My first experience with a larger budget production was with Sarah Spring and Selin Murat of Parabola Films.
At the time, from 2015-2018(ish) I was the only disabled filmmaker on their roster. I developed a project with them.
At a certain point in the production, we encountered a creative difference. For the sake of transparency, one of the characters in the film uses an unsavory word. Sarah and Selin wanted to remove the scene from the film, due to the use of the word. I offered to censor the word, while maintaining the scene, which they refused to accept.
They had used their power as established producers early in our relationship to pressure me into quickly signing a contract that didn't give me final cut on the film, so I didn't have too many options. I was early in my career and didn't have the same experience that they had or that I have now.
During our creative difference, they bullied me and threatened me with lawyers and legal action to force me to finish work on the film, when all I wanted to do was maintain the integrity of an important character and scene in the film.
It was bullying. It was manipulation. And it was ableist.
As a disabled filmmaker, I am already overwhelmed by many aspects of every-day life. To have a collaborator threaten me with legal action and have lawyers calling/emailing me is completely inappropriate and insensitive to the life that I live as a disabled individual, especially for such a small creative difference.
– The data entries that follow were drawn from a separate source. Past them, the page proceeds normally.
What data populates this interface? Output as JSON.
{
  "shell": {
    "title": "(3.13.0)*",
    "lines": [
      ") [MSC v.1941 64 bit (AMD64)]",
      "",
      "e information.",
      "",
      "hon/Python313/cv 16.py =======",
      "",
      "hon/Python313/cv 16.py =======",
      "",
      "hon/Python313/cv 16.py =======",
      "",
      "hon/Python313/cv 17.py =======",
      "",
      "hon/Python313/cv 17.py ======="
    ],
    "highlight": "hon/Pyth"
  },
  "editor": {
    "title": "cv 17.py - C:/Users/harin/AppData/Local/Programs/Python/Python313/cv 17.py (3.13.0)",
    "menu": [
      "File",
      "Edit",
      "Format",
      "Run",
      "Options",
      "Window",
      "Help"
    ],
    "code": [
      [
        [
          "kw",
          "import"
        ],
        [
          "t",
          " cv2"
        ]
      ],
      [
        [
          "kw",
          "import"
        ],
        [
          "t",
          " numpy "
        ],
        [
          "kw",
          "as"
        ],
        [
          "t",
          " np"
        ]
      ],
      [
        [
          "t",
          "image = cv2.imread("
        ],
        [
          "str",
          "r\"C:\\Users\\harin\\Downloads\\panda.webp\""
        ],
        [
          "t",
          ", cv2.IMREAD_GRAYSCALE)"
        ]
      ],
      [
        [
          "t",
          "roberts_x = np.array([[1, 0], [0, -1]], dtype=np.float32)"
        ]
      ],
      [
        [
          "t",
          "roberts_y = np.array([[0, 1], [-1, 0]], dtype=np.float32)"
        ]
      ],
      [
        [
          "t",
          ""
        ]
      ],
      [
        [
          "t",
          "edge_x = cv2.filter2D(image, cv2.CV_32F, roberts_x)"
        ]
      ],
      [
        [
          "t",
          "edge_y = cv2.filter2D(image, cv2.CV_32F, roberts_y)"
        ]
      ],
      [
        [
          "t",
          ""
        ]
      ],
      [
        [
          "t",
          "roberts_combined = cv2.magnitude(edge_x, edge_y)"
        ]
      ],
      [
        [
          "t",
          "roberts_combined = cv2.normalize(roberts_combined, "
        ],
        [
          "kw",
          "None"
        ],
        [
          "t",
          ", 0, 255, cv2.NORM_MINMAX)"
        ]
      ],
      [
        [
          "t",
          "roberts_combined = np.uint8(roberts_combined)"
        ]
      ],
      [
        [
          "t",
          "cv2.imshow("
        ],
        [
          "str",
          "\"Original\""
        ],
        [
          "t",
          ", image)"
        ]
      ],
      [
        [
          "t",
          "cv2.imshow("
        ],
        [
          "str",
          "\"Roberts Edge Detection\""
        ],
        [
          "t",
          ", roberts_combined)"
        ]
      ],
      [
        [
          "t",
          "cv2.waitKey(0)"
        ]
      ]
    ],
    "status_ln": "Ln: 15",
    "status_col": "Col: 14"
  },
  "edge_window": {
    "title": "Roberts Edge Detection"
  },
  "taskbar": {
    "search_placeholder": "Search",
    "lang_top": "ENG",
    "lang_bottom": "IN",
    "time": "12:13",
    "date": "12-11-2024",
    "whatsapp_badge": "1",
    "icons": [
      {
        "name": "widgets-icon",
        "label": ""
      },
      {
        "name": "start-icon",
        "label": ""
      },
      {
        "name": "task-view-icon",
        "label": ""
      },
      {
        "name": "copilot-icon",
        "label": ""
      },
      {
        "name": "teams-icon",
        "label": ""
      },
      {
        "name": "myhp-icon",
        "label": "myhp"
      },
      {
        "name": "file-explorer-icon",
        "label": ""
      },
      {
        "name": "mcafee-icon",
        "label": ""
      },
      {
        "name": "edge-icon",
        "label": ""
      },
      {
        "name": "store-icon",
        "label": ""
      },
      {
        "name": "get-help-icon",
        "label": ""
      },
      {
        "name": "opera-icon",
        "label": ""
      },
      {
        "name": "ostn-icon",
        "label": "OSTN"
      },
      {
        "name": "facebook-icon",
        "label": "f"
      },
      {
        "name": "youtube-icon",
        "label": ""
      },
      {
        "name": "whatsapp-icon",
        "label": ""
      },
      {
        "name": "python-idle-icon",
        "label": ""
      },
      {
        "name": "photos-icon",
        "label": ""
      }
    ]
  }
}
As a result, my mental health spiraled out of control and I found myself in a very dark place as a result. It was probably the worst my mental health has been in my entire life.
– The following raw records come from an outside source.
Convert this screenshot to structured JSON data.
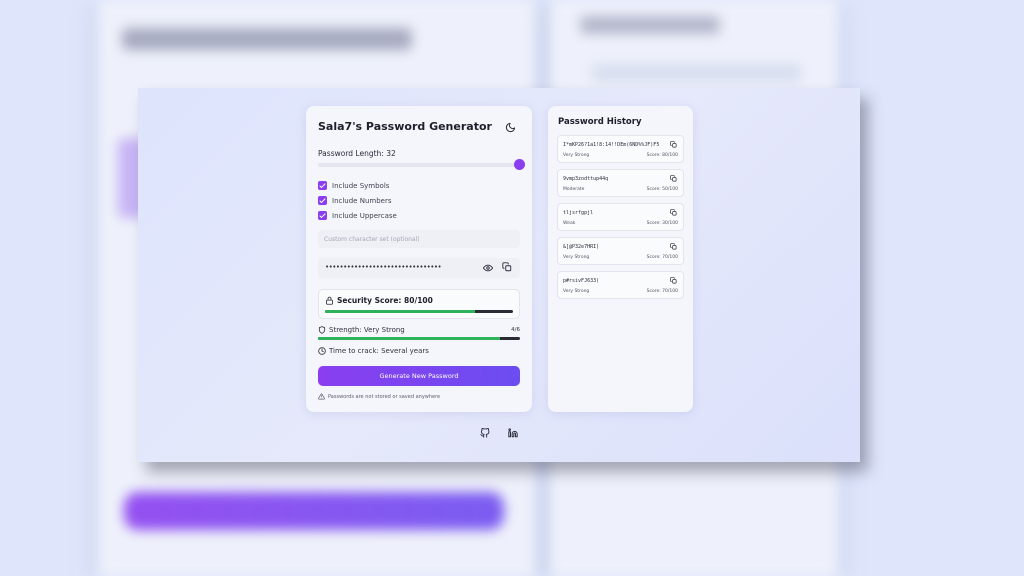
{
  "generator": {
    "title": "Sala7's Password Generator",
    "length_label": "Password Length: 32",
    "length_value": 32,
    "length_fraction": 1.0,
    "options": [
      {
        "label": "Include Symbols",
        "checked": true
      },
      {
        "label": "Include Numbers",
        "checked": true
      },
      {
        "label": "Include Uppercase",
        "checked": true
      }
    ],
    "custom_placeholder": "Custom character set (optional)",
    "password_masked": "••••••••••••••••••••••••••••••••",
    "security_score": "Security Score: 80/100",
    "security_fraction": 0.8,
    "strength": "Strength: Very Strong",
    "strength_count": "4/6",
    "strength_fraction": 0.9,
    "crack_time": "Time to crack: Several years",
    "generate_label": "Generate New Password",
    "note": "Passwords are not stored or saved anywhere"
  },
  "history": {
    "title": "Password History",
    "items": [
      {
        "password": "I*mKP26?1a1!8:14!!DEm(6ND%%JF)F5",
        "strength": "Very Strong",
        "score": "Score: 80/100"
      },
      {
        "password": "9vmp3zodttup44q",
        "strength": "Moderate",
        "score": "Score: 50/100"
      },
      {
        "password": "tljsrfgpjl",
        "strength": "Weak",
        "score": "Score: 30/100"
      },
      {
        "password": "&[@P32e7HRI)",
        "strength": "Very Strong",
        "score": "Score: 70/100"
      },
      {
        "password": "p#rsivFJ633(",
        "strength": "Very Strong",
        "score": "Score: 70/100"
      }
    ]
  },
  "colors": {
    "accent": "#8a3ef0",
    "success": "#2fb35a"
  },
  "icons": {
    "theme": "moon-icon",
    "eye": "eye-icon",
    "copy": "copy-icon",
    "lock": "lock-icon",
    "shield": "shield-icon",
    "clock": "clock-icon",
    "warning": "warning-icon",
    "github": "github-icon",
    "linkedin": "linkedin-icon"
  }
}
I found it quite ironic, and angering, when Sarah Spring (now head of Doc National), was at the forefront of a Doc Canada initiative called "DocuMentality," which strives for the betterment of mental health in the documentary industry. This person was the main cause of my mental health crisis and is now at the forefront of this initiative. She is supposed to represent me, as a documentary filmmaker in Canada, but she does not and will not. When I tried to reach out to Doc Canada for a comment about this, I was ignored.
Being ignored is quite common as a disabled individual, constantly made to feel invisible. It's not new... and I'm used to it. But the fact that Sarah Spring positions herself as an advocate for change, when she has never apologized for her ableist bullying towards me, is quite frankly insulting.
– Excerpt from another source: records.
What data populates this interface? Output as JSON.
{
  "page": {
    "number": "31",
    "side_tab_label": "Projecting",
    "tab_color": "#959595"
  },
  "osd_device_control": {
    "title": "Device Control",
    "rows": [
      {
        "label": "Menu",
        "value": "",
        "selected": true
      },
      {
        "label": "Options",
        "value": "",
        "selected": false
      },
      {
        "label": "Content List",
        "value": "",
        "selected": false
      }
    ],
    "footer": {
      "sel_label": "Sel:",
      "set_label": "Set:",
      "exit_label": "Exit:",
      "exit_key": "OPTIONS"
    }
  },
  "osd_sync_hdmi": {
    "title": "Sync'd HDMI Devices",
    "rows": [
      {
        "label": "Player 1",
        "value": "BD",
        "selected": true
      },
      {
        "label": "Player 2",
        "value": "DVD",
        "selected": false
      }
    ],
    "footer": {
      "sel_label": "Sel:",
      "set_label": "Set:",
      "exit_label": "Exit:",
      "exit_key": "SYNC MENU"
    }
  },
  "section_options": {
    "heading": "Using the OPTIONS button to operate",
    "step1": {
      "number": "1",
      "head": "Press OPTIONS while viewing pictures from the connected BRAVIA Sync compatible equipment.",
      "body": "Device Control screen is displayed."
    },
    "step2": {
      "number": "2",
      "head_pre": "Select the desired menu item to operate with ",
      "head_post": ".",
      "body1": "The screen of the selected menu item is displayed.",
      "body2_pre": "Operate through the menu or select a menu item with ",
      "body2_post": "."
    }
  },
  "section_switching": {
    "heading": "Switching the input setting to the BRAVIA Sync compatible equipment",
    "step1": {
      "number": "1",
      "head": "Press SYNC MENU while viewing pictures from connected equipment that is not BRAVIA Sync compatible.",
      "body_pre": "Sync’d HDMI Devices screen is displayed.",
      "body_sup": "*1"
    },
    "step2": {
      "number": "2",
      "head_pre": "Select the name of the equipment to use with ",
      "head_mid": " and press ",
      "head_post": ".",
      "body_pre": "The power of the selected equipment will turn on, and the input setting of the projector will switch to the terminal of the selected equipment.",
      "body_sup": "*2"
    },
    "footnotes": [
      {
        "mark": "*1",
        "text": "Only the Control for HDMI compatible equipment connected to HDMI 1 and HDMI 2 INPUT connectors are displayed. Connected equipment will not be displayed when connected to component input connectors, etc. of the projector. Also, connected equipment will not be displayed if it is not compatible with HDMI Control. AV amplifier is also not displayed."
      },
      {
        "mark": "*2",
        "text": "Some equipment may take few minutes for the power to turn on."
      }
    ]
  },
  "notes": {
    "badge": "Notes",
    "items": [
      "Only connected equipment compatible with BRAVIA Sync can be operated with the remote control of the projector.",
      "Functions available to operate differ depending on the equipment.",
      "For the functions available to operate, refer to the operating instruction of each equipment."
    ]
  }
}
Only now, in retrospect, do I see where my disability fits into this dispute. All I ask of producers and collaborators is to understand the time, effort, and mental energy disabled artists put into their health and well-being. Understand that added stress, anxiety, and tension only exacerbates their health issues and adds to their inability to be effective artists and filmmakers.
Empathize and work with us with care and compassion.